Having an own house back in India is almost on every NRI’s checklist. Be it for investment purpose or a long-sighted housing solution, real estate has always been a favorite investment asset class for NRIs.
2015 saw a slump in real estate in India. Before that, the return on investment in residential property was extremely rewarding for NRIs. The slowdown bought a shift in the interest of wealthy NRIs who started parking funds in commercial properties as they promise far higher yields as compared to residential ones.
Things started looking up in 2018 again as the real estate picked up pace post the effects of note-ban, the RERA, and GST. Of late, more and more NRIs are buying homes in India mainly for rental income.
As per industry experts, NRIs with higher purchasing power are lapping up housing segment, mainly luxury homes along with affordable homes, as they offer better rental income and capital appreciation.

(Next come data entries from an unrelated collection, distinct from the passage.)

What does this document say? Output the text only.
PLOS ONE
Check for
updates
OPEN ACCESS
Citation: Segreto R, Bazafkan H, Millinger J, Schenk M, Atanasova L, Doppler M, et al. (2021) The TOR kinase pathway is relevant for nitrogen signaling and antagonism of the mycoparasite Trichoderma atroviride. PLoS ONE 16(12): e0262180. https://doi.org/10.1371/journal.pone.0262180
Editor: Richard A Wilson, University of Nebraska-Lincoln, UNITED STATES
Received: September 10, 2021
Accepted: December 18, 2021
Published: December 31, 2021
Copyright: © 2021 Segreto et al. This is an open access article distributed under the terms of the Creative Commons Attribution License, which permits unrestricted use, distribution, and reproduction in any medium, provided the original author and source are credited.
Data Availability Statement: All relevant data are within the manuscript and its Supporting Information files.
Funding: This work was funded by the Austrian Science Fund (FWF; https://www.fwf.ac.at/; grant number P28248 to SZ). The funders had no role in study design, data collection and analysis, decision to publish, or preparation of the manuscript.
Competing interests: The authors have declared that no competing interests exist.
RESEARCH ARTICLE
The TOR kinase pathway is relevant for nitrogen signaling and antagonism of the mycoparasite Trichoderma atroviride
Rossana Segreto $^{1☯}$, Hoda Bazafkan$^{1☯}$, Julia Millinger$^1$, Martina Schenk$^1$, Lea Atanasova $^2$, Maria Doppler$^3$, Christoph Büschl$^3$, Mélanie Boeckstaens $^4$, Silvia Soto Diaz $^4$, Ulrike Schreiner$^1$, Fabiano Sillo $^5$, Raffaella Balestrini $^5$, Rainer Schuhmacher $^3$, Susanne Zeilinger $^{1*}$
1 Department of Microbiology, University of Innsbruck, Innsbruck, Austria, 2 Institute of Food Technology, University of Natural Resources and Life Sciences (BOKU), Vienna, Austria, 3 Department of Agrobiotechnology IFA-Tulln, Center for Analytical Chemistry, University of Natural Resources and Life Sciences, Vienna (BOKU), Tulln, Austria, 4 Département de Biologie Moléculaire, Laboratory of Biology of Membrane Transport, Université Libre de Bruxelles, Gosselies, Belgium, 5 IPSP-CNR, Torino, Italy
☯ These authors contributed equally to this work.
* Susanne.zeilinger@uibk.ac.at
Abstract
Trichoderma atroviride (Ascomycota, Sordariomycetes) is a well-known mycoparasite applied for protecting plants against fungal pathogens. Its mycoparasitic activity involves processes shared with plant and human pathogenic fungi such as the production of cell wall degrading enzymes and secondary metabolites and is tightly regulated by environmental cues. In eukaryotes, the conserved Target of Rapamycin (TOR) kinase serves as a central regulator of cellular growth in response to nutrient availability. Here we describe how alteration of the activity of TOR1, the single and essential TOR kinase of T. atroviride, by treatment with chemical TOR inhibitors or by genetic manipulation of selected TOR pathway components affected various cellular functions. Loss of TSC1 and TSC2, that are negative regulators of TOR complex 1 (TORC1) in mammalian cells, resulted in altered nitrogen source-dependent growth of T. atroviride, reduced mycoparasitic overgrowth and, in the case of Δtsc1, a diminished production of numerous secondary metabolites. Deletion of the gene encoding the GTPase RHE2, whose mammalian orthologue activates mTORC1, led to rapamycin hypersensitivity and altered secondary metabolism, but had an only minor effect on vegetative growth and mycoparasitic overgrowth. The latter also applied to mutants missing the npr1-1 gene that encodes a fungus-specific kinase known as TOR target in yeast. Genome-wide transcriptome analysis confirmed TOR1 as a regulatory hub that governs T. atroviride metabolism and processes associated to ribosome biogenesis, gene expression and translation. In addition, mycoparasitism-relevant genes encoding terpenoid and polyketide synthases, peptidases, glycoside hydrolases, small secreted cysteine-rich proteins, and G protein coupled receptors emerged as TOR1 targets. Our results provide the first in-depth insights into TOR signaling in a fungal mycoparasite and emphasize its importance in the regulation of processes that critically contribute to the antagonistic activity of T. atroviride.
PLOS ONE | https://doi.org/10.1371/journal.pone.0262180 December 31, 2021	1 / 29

Owing to rental income and better long-term appreciation, affordable housing is constantly gaining popularity among NRI investors. As per Anarock Property Consultants, affordable housing is expected to give returns of 8-10 percent for NRIs followed by 6-8 percent for mid-segment, 3-5 percent for luxury and 2-3 percent for ultra-luxury properties, Money Control reported.
According to Anarock Property Consultants CEO-GCC Shajai Jacob, NRIs, mostly end-users are looking at buying now and also putting them on rent in the beginning and some years down the line, if they decide to return to India, they could stay in them.
In fact, investment by NRIs in the domestic property market is expected to touch $180 billion by 2020.
Assocham VP Niranjan Hiranandani opines that due to the demand side interventions in the recent like permission to divide capital gains from the sale of a property to be invested in two properties (instead of one as allowed earlier), increased limit of rental TDS deduction, second self-occupied home to be exempted from notional rental income and other such changes, both the NRI investor, as well as end user, will be more attracted to the market.